The next thing I want you to notice is our general notation for sides and angles of a triangle. If I'm referring to this lowercase b as side b, then the angle opposite we'll refer to as angle B. Or here, it's showing a beta, second letter in the Greek alphabet. If you call this side a, then this will be angle A, or we could use angle alpha. And if this is side C, then this would be angle C, or we can use the Greek letter gamma. 

Now here's our first example. We're going to use the law of cosines to find a side length. And we're looking for this side right here. And while it isn't labeled, if we call this angle A, then we can call this side opposite it side a. So if we're thinking about our three different versions of the law of cosines, you might be thinking, which form of it are we going to use? Well, we're given angle A here, and we're looking for side a. So what's going to be the most helpful is this form right here. 

So let me just copy it down real quick. And now that we're here, let's fill in what we know. a is unknown. Angle A is 35 degrees. This right here we'd refer to as side c. And this right here we'd refer to as side b. So let me just substitute those into our formula. 

The great thing about this problem is there's not really anything to solve for. Really, all of this is ready to punch into your calculator. My one thing I'd warn you about is to make sure that your calculator is in degrees. When I punch that into my calculator, I got that a squared equals 13421.5281. Keep in mind, obviously, that's not reasonable to be a side length for this triangle. But we got to take the square root of both sides. 

And so whenever I take the square root of both sides, we get that our a value here equals roughly 115.85 units. So that's how to use law of cosines to find a side.

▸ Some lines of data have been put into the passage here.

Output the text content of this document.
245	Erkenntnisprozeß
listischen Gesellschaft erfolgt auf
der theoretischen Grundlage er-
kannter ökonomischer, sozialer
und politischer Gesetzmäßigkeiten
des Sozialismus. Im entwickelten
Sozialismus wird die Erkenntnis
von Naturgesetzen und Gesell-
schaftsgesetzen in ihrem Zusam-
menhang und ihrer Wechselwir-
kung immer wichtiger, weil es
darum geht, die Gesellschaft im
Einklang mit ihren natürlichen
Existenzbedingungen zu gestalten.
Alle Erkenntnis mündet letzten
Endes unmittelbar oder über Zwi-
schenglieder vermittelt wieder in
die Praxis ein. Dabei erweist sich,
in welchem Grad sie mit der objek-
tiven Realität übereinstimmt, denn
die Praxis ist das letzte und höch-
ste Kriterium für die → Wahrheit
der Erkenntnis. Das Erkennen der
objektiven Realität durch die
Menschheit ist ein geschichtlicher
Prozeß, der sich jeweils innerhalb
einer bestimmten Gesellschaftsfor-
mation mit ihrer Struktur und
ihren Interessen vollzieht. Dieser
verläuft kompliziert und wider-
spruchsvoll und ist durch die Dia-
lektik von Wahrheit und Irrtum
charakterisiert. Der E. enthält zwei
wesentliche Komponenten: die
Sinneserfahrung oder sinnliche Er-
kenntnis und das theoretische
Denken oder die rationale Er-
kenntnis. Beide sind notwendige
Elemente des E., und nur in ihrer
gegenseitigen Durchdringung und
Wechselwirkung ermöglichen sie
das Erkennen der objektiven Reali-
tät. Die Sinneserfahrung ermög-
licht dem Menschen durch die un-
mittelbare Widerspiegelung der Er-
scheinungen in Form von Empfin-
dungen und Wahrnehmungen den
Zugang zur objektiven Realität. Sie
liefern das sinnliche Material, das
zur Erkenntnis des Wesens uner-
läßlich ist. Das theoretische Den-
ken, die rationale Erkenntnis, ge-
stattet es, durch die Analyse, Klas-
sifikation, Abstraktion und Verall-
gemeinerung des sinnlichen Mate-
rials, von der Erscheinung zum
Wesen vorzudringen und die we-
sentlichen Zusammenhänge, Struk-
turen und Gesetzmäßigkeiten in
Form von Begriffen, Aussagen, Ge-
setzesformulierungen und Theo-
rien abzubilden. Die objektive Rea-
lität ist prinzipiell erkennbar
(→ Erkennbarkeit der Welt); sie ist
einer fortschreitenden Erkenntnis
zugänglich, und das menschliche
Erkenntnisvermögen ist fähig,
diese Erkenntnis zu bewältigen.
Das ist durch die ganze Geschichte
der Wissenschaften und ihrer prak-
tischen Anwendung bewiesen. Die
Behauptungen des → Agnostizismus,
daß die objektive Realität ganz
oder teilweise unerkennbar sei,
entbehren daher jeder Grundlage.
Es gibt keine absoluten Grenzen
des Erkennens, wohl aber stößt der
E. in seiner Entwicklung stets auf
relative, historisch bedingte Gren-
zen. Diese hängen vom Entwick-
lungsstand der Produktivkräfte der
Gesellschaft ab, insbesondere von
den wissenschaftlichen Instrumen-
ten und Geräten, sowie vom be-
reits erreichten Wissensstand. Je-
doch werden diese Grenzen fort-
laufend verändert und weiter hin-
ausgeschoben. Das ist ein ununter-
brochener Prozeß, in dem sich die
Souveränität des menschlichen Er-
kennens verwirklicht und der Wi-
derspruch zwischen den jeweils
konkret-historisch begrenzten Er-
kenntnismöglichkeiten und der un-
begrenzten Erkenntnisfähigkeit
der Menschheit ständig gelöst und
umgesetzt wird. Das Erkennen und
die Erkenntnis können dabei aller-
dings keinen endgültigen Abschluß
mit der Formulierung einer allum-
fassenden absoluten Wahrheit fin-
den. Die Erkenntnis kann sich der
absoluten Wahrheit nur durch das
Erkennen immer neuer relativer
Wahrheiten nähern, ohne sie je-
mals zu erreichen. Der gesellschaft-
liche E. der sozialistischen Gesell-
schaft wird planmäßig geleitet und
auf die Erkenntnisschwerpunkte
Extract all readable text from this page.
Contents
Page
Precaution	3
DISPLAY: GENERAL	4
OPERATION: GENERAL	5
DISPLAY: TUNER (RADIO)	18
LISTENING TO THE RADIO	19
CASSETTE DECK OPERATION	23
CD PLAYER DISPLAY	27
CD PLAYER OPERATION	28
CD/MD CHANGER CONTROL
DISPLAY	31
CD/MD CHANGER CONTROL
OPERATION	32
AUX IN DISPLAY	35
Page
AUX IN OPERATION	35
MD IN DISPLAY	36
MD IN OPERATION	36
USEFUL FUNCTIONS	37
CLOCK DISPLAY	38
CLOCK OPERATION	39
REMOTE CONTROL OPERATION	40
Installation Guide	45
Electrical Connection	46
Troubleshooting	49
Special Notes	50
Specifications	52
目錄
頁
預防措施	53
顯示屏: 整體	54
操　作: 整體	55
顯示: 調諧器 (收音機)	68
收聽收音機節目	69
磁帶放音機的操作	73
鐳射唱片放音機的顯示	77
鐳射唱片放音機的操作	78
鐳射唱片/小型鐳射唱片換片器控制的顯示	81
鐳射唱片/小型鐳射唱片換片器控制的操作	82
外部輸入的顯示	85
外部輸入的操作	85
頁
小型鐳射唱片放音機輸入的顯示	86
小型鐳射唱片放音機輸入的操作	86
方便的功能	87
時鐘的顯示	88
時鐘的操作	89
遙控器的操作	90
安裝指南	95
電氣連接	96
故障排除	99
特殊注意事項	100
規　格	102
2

Let's use law of cosines to now find an angle. In this particular example, I haven't designated yet which angle we're finding, but what you'll see sometimes is you'll see a question that asks you to find the largest angle or the smallest angle. So let's find the largest angle of this triangle. 

If we're finding the largest angle, you know the largest angle is going to be opposite the largest side. So we're actually looking for angle B here because side b is the largest side. So if we are looking for angle B, we need to use the form of our equation that uses angle B. So we're going to use this second form of our law of cosines right here. So let me copy it down real quick. 

And now if this is our side c, if this is our side a, and this is our side b, let's fill in everything we know into our equation. And remember that angle B is still our unknown. Now what we're going to do is we're going to solve for angle B. And so we've got to be careful about here is-- a common misconception is people will try to substitute all this into our calculator. 

We cannot do that because these are not like terms with this. This would be like adding 3 plus 2x. This is like our variable. It's our unknown. So since these are not like terms, I cannot combine them. So I'm going to simplify all of this together. And then I'm going to simplify those together. 30 squared plus 44 squared is going to be 2,836. 2 times 30 times 44 is 2,640. And then we still have our cosine B right here. 

So now once again, we cannot combine these. They're not like terms. I'm going to solve for our trig function. So I'm going to start by subtracting 2,836 from each side. And that's negative 235. And then I got to divide by the 2,640. 

Now over here, we have cosine of beta or cosine of B equals roughly 0.089. So our way that we actually find that is we do cosine inverse of 0.089. And we punch into our calculator, it's going to spit out angle B at us. And I get that the measure of angle B equals roughly-- we did a little bit of rounding, but 84.89 degrees.